Pode até parecer uma utopia, e de fato, nunca será real se cada um não se responsabilizar em realizar isso no agora, no contexto em que vive. Buber critica o radicalismo de muitos que possuem um ideal de Estado e de Comunidade, mas não sabem lidar com a realidade concreta. Preservar o ideal é fundamental para não perdemos de vista o que almejamos, mas é preciso compreender que ele não será atingido na inércia, é preciso ação, a qual deve estar em conexão com o contexto, com aquilo que vivemos hoje. Buber (2012) fala sobre outra linha demarcatória, aquela que cabe a cada pessoa estabelecer diante daquilo que pode ou não realizar.

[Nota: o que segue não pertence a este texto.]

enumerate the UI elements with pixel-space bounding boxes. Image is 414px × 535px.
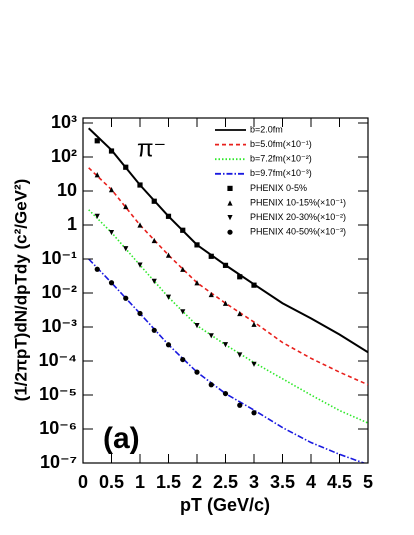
data-point [165, 252, 172, 258]
data-point [222, 262, 229, 268]
legend-marker [227, 200, 233, 206]
legend-label: PHENIX 40-50%(×10⁻³) [250, 227, 346, 237]
data-point [237, 352, 243, 358]
data-point [137, 262, 143, 268]
y-tick-label: 10⁻⁷ [40, 452, 77, 472]
legend-label: b=9.7fm(×10⁻³) [250, 168, 312, 178]
legend-label: b=5.0fm(×10⁻¹) [250, 139, 312, 149]
data-point [123, 164, 129, 170]
legend-label: b=7.2fm(×10⁻²) [250, 154, 312, 164]
data-point [123, 246, 129, 252]
data-point [194, 242, 200, 248]
x-tick-label: 2.5 [213, 472, 238, 492]
data-point [180, 227, 186, 233]
curve [88, 209, 368, 424]
x-tick-label: 4 [306, 472, 316, 492]
x-tick-label: 5 [363, 472, 373, 492]
data-point [123, 203, 129, 210]
legend-label: b=2.0fm [250, 124, 283, 134]
particle-label: π⁻ [137, 135, 166, 162]
data-point [108, 280, 115, 286]
data-point [94, 172, 100, 178]
data-point [180, 309, 186, 315]
data-point [180, 356, 186, 363]
data-point [137, 222, 143, 228]
data-point [237, 402, 243, 408]
y-tick-label: 10⁻¹ [41, 248, 77, 268]
data-point [151, 278, 157, 284]
data-point [251, 321, 257, 327]
data-point [237, 274, 243, 280]
data-point [222, 300, 229, 306]
data-point [251, 282, 257, 288]
legend-marker [227, 215, 233, 221]
data-point [208, 253, 214, 259]
x-tick-label: 1.5 [156, 472, 181, 492]
data-point [222, 342, 229, 348]
x-tick-label: 4.5 [327, 472, 352, 492]
x-tick-label: 2 [192, 472, 202, 492]
data-point [137, 310, 143, 317]
y-tick-label: 10⁻⁴ [39, 350, 77, 370]
data-point [222, 390, 229, 397]
data-point [180, 266, 186, 272]
y-tick-label: 10³ [51, 112, 77, 132]
y-tick-label: 1 [67, 214, 77, 234]
data-point [151, 237, 157, 244]
data-point [194, 369, 200, 375]
data-point [94, 213, 100, 219]
data-point [165, 213, 172, 219]
data-point [237, 310, 243, 317]
data-point [108, 148, 115, 154]
data-point [108, 229, 115, 236]
panel-label: (a) [103, 422, 140, 455]
data-point [151, 198, 157, 204]
data-point [123, 295, 129, 301]
y-tick-label: 10⁻³ [41, 316, 77, 336]
data-point [208, 291, 214, 298]
x-tick-label: 0.5 [99, 472, 124, 492]
x-tick-label: 3 [249, 472, 259, 492]
x-axis-title: pT (GeV/c) [180, 495, 270, 515]
data-point [208, 333, 214, 339]
data-point [165, 342, 172, 348]
data-point [137, 182, 143, 188]
legend-label: PHENIX 20-30%(×10⁻²) [250, 212, 346, 222]
legend-marker [227, 229, 233, 235]
legend-label: PHENIX 10-15%(×10⁻¹) [250, 197, 346, 207]
y-tick-label: 10⁻² [41, 282, 77, 302]
data-point [94, 138, 100, 144]
x-tick-label: 0 [78, 472, 88, 492]
data-point [94, 266, 100, 272]
legend-marker [227, 185, 233, 191]
data-point [151, 327, 157, 333]
curve [88, 127, 368, 354]
data-point [208, 382, 214, 388]
data-point [194, 280, 200, 286]
data-point [194, 322, 200, 329]
x-tick-label: 1 [135, 472, 145, 492]
legend-label: PHENIX 0-5% [250, 183, 307, 193]
y-tick-label: 10⁻⁵ [39, 384, 77, 404]
x-tick-label: 3.5 [270, 472, 295, 492]
data-point [251, 361, 257, 367]
y-tick-label: 10⁻⁶ [39, 418, 77, 438]
data-point [165, 294, 172, 300]
y-axis-title: (1/2πpT)dN/dpTdy (c²/GeV²) [11, 179, 30, 402]
data-point [108, 186, 115, 193]
y-tick-label: 10 [57, 180, 77, 200]
y-tick-label: 10² [51, 146, 77, 166]
plot-area [88, 127, 368, 463]
data-point [251, 410, 257, 416]
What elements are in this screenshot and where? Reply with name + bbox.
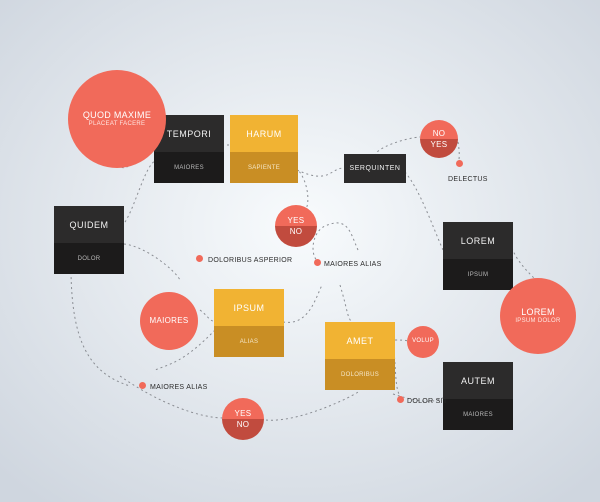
label-dolasper: DOLORIBUS ASPERIOR (208, 257, 292, 264)
square-title: SERQUINTEN (344, 154, 406, 183)
connector-dot (314, 259, 321, 266)
square-title: AMET (325, 322, 395, 359)
flowchart-canvas: TEMPORIMAIORESHARUMSAPIENTESERQUINTENQUI… (0, 0, 600, 502)
square-subtitle: MAIORES (154, 152, 224, 183)
circle-quod: QUOD MAXIMEPLACEAT FACERE (68, 70, 166, 168)
square-subtitle: DOLOR (54, 243, 124, 274)
circle-line1: LOREM (521, 307, 555, 318)
square-title: LOREM (443, 222, 513, 259)
label-maialias1: MAIORES ALIAS (324, 261, 382, 268)
square-autem: AUTEMMAIORES (443, 362, 513, 430)
square-subtitle: ALIAS (214, 326, 284, 357)
square-lorem: LOREMIPSUM (443, 222, 513, 290)
connector-dot (397, 396, 404, 403)
square-subtitle: DOLORIBUS (325, 359, 395, 390)
square-title: AUTEM (443, 362, 513, 399)
circle-line1: VOLUP (412, 338, 434, 345)
circle-line2: PLACEAT FACERE (89, 121, 146, 128)
square-amet: AMETDOLORIBUS (325, 322, 395, 390)
circle-line1: MAIORES (150, 316, 189, 326)
split-circle-yesno2: YESNO (222, 398, 264, 440)
label-delectus: DELECTUS (448, 176, 488, 183)
circle-line2: IPSUM DOLOR (515, 318, 560, 325)
circle-volup: VOLUP (407, 326, 439, 358)
square-subtitle: SAPIENTE (230, 152, 298, 183)
split-circle-yesno1: YESNO (275, 205, 317, 247)
label-maialias2: MAIORES ALIAS (150, 384, 208, 391)
connector-dot (139, 382, 146, 389)
square-harum: HARUMSAPIENTE (230, 115, 298, 183)
square-quidem: QUIDEMDOLOR (54, 206, 124, 274)
split-circle-noyes: NOYES (420, 120, 458, 158)
connector-dot (456, 160, 463, 167)
square-title: HARUM (230, 115, 298, 152)
square-title: QUIDEM (54, 206, 124, 243)
square-title: IPSUM (214, 289, 284, 326)
circle-maiores: MAIORES (140, 292, 198, 350)
circle-loremc: LOREMIPSUM DOLOR (500, 278, 576, 354)
square-ipsum: IPSUMALIAS (214, 289, 284, 357)
square-subtitle: IPSUM (443, 259, 513, 290)
connector-dot (196, 255, 203, 262)
label-dolorsit: DOLOR SIT (407, 398, 447, 405)
square-subtitle: MAIORES (443, 399, 513, 430)
circle-line1: QUOD MAXIME (83, 110, 151, 121)
square-serquinten: SERQUINTEN (344, 154, 406, 183)
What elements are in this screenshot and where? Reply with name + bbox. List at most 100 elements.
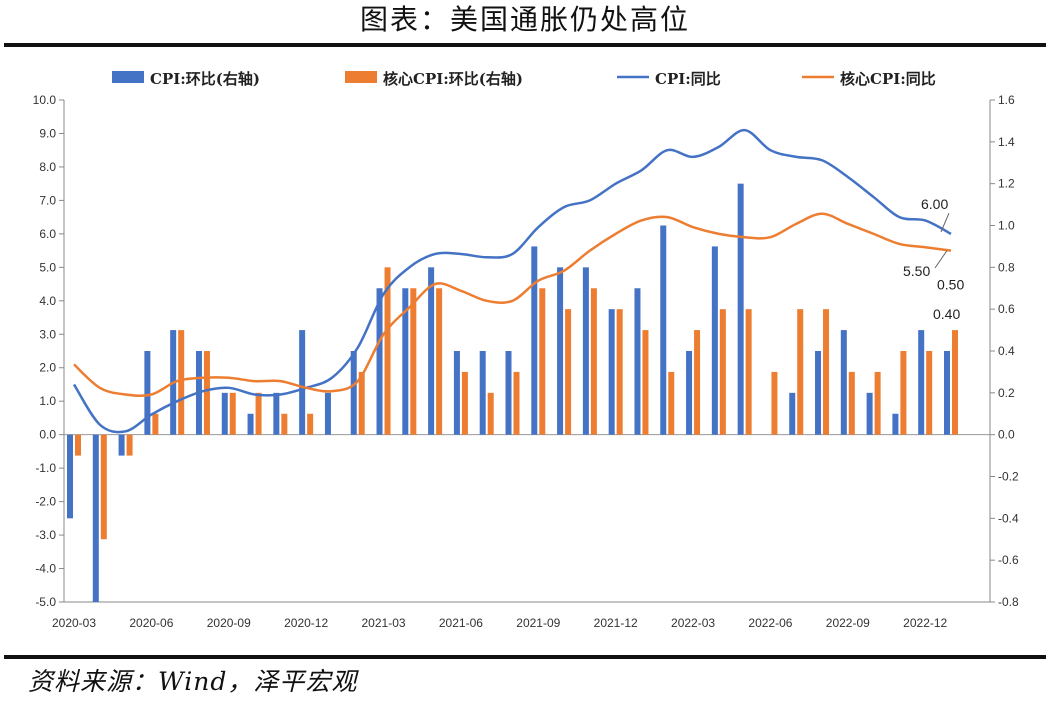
bar-core-cpi-mom — [900, 351, 907, 435]
bar-core-cpi-mom — [797, 309, 804, 435]
left-tick-label: 6.0 — [39, 227, 56, 241]
x-tick-label: 2022-12 — [903, 616, 947, 630]
bar-core-cpi-mom — [100, 434, 107, 540]
bar-core-cpi-mom — [203, 351, 210, 435]
bar-cpi-mom — [660, 225, 667, 435]
bar-core-cpi-mom — [513, 371, 520, 435]
bar-cpi-mom — [479, 351, 486, 435]
left-tick-label: -1.0 — [35, 461, 56, 475]
right-tick-label: 0.2 — [998, 386, 1015, 400]
right-tick-label: -0.4 — [998, 511, 1019, 525]
left-tick-label: -5.0 — [35, 595, 56, 609]
source-note: 资料来源：Wind，泽平宏观 — [28, 667, 358, 696]
bar-core-cpi-mom — [487, 392, 494, 435]
bar-core-cpi-mom — [410, 288, 417, 435]
right-tick-label: -0.6 — [998, 553, 1019, 567]
lines-group — [72, 128, 952, 434]
bar-core-cpi-mom — [75, 434, 81, 456]
left-tick-label: 3.0 — [39, 327, 56, 341]
left-tick-label: 9.0 — [39, 126, 56, 140]
bar-cpi-mom — [505, 351, 512, 435]
bar-cpi-mom — [92, 434, 99, 602]
left-tick-label: 8.0 — [39, 160, 56, 174]
x-tick-label: 2020-06 — [129, 616, 173, 630]
bar-cpi-mom — [118, 434, 125, 456]
bar-cpi-mom — [815, 351, 822, 435]
bar-core-cpi-mom — [565, 309, 572, 435]
legend-swatch — [112, 71, 144, 83]
right-tick-label: 1.4 — [998, 135, 1015, 149]
bar-core-cpi-mom — [255, 392, 262, 435]
bar-cpi-mom — [273, 392, 280, 435]
bar-cpi-mom — [531, 246, 538, 435]
bar-cpi-mom — [376, 288, 383, 435]
x-tick-label: 2021-09 — [516, 616, 560, 630]
legend-label: 核心CPI:同比 — [840, 70, 936, 88]
bar-cpi-mom — [299, 330, 306, 435]
left-tick-label: 0.0 — [39, 428, 56, 442]
bottom-rule — [4, 655, 1046, 659]
bar-cpi-mom — [428, 267, 435, 435]
annotations-group: 6.00 5.50 0.50 0.40 — [903, 196, 964, 322]
bar-cpi-mom — [634, 288, 641, 435]
annotation-cpi-mom: 0.40 — [933, 306, 960, 322]
x-tick-label: 2022-03 — [671, 616, 715, 630]
annotation-cpi-yoy: 6.00 — [921, 196, 948, 212]
bar-core-cpi-mom — [152, 413, 159, 435]
right-tick-label: 0.6 — [998, 302, 1015, 316]
inflation-chart: -5.0 -4.0 -3.0 -2.0 -1.0 0.0 1.0 2.0 3.0 4.0 5.0 6.… — [33, 70, 1019, 630]
bar-cpi-mom — [943, 351, 950, 435]
bar-cpi-mom — [67, 434, 73, 519]
line-core-cpi-yoy — [73, 212, 952, 398]
left-tick-label: -2.0 — [35, 495, 56, 509]
top-rule — [4, 43, 1046, 47]
left-tick-label: 7.0 — [39, 193, 56, 207]
bar-core-cpi-mom — [384, 267, 391, 435]
x-tick-label: 2021-06 — [439, 616, 483, 630]
bar-cpi-mom — [582, 267, 589, 435]
bar-core-cpi-mom — [307, 413, 314, 435]
right-tick-label: 1.2 — [998, 177, 1015, 191]
bar-core-cpi-mom — [358, 371, 365, 435]
bar-cpi-mom — [557, 267, 564, 435]
bar-core-cpi-mom — [436, 288, 443, 435]
left-tick-label: 4.0 — [39, 294, 56, 308]
right-tick-label: 1.0 — [998, 219, 1015, 233]
bar-cpi-mom — [892, 413, 899, 435]
bar-cpi-mom — [840, 330, 847, 435]
bar-cpi-mom — [608, 309, 615, 435]
left-tick-label: 10.0 — [33, 93, 57, 107]
left-tick-label: 5.0 — [39, 260, 56, 274]
legend-swatch — [345, 71, 377, 83]
bar-core-cpi-mom — [771, 371, 778, 435]
bar-core-cpi-mom — [461, 371, 468, 435]
annotation-leader — [934, 250, 948, 269]
bar-core-cpi-mom — [178, 330, 185, 435]
bar-cpi-mom — [350, 351, 357, 435]
bar-cpi-mom — [866, 392, 873, 435]
bar-core-cpi-mom — [539, 288, 546, 435]
left-tick-label: 1.0 — [39, 394, 56, 408]
bar-core-cpi-mom — [823, 309, 830, 435]
bar-cpi-mom — [918, 330, 925, 435]
bar-core-cpi-mom — [126, 434, 133, 456]
line-cpi-yoy — [72, 128, 952, 434]
bar-core-cpi-mom — [281, 413, 288, 435]
right-tick-label: 0.4 — [998, 344, 1015, 358]
right-tick-label: -0.2 — [998, 470, 1019, 484]
left-tick-label: -3.0 — [35, 528, 56, 542]
left-tick-label: 2.0 — [39, 361, 56, 375]
x-tick-label: 2022-09 — [826, 616, 870, 630]
bar-cpi-mom — [686, 351, 693, 435]
bar-core-cpi-mom — [229, 392, 236, 435]
bar-cpi-mom — [737, 183, 744, 435]
legend-label: CPI:同比 — [655, 70, 721, 88]
bar-core-cpi-mom — [642, 330, 649, 435]
bar-cpi-mom — [453, 351, 460, 435]
bar-core-cpi-mom — [719, 309, 726, 435]
x-tick-label: 2020-09 — [207, 616, 251, 630]
annotation-core-yoy: 5.50 — [903, 263, 930, 279]
x-tick-label: 2021-03 — [362, 616, 406, 630]
x-tick-label: 2020-12 — [284, 616, 328, 630]
bar-core-cpi-mom — [590, 288, 597, 435]
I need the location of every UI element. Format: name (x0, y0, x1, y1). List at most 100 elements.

A linha que se põe a cada manhã e leva o homem a se questionar: “o quanto posso realizar hoje?” (p. 73). Nessa compreensão, percebe-se a responsabilidade pessoal, colocando em questão a pessoa em sua realidade, pedindo-lhe uma resposta autêntica a cada nova situação. Essa atitude não depende de estruturas, não depende das condições, mas depende da visão humana sobre a vida, sobre o Outro, sobre o mundo. Assim, a comunidade se realiza nas estruturas e formas que vivemos, mas não se limita a elas. Nesse sentido, queremos destacar a alteridade como base para as relações entre as pessoas.

Aqui assinalamos a ética do interhumano apontada por Buber, a qual nos coloca diante da responsabilidade com o Outro.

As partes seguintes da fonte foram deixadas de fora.